Some music is too much itself to share the stage comfortably with anything else. Two such works, Stravinsky's
Symphony of Psalms
Symphony No. 9
, met at Verizon Hall during Thursday's Philadelphia Orchestra concert, stared each other down, and retreated to their respective spheres without complementing each other in the least.
In this cheek-by-jowl era when half your life is mushed into your iPhone, maybe life and art don't need to hang out together. The two pieces stood well enough on their own, thanks to good-to-excellent performances, but without the qualities that might flatter each other, the pieces seemed more strange than usual, as well as vulnerable to less-than-admiring scrutiny.
Next to Beethoven's extroverted exaltation, Stravinsky's cerebral religiosity seemed to have so few antecedents as to border on extraterrestrial. Yet the music is so well-written for voices and orchestral forces that, in comparison, Beethoven seemed contradictory by welcoming all of humanity but doing so by torturing sopranos with merciless high vocal writing.
Of course, Beethoven won the day - the finale is unbeatable - even though the orchestra seemed distracted (let's not guess why), especially in spots when instruments should ricochet off one another. Emphatic rhythms can cover many sins, but chief conductor Charles Dutoit had a subtle and more exposed approach, with blended percussion propelling the music from the inside.

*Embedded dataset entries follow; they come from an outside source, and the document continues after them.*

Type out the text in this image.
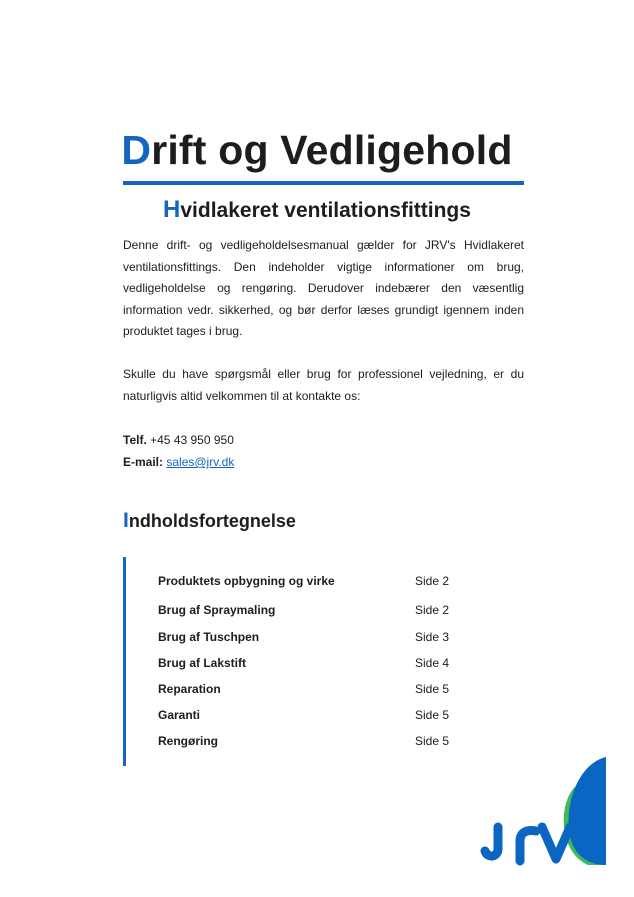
Drift og Vedligehold
Hvidlakeret ventilationsfittings

Denne drift- og vedligeholdelsesmanual gælder for JRV's Hvidlakeret ventilationsfittings. Den indeholder vigtige informationer om brug, vedligeholdelse og rengøring. Derudover indebærer den væsentlig information vedr. sikkerhed, og bør derfor læses grundigt igennem inden produktet tages i brug.

Skulle du have spørgsmål eller brug for professionel vejledning, er du naturligvis altid velkommen til at kontakte os:

Telf. +45 43 950 950
E-mail: sales@jrv.dk
Indholdsfortegnelse
Produktets opbygning og virke	Side 2
Brug af Spraymaling	Side 2
Brug af Tuschpen	Side 3
Brug af Lakstift	Side 4
Reparation	Side 5
Garanti	Side 5
Rengøring	Side 5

Beethoven's fierceness often trumps any orchestra's distinctive timbre. But Dutoit highlighted upper-register details with a lightness and delicacy that contrasted effectively with the bristling lower voices. However welcome, that layering came and went. The slow movement had good moments but lacked long-term concentration that creates a strong through line.
The Philadelphia Singers Chorale transcended the vocal challenges from its first entrance, embodying the piece's spirit so completely that vocalists seemed to lead the orchestra to glory. One can never expect a lot from the vocal soloists in this piece (even a quartet headed by noted soprano Melanie Diener), due to vocal writing that just doesn't accommodate blend. The fact that bass soloist Nathan Berg got through the piece without barking put him ahead of many predecessors. The audience left happy, but the performers owed the symphony more special attention than it received.
In Stravinsky, the 100-plus Philadelphia Singers would seem to be a bit large: The composer favored pale-sounding forces that would act as an emotionally neutral messenger of his psalm settings. As he did in his excellent Oedipus Rex performance, Dutoit favored robust sonorities, though the big choral sound worked thanks to clean, lower-vibrato sonorities. Climaxes were bigger. Valleys were steeper.
Stravinsky might not have approved. But his lifetime was spent simply getting the right notes in the right places. Now that his music is so much a part of our terrain, it can mean many things and be heard different ways.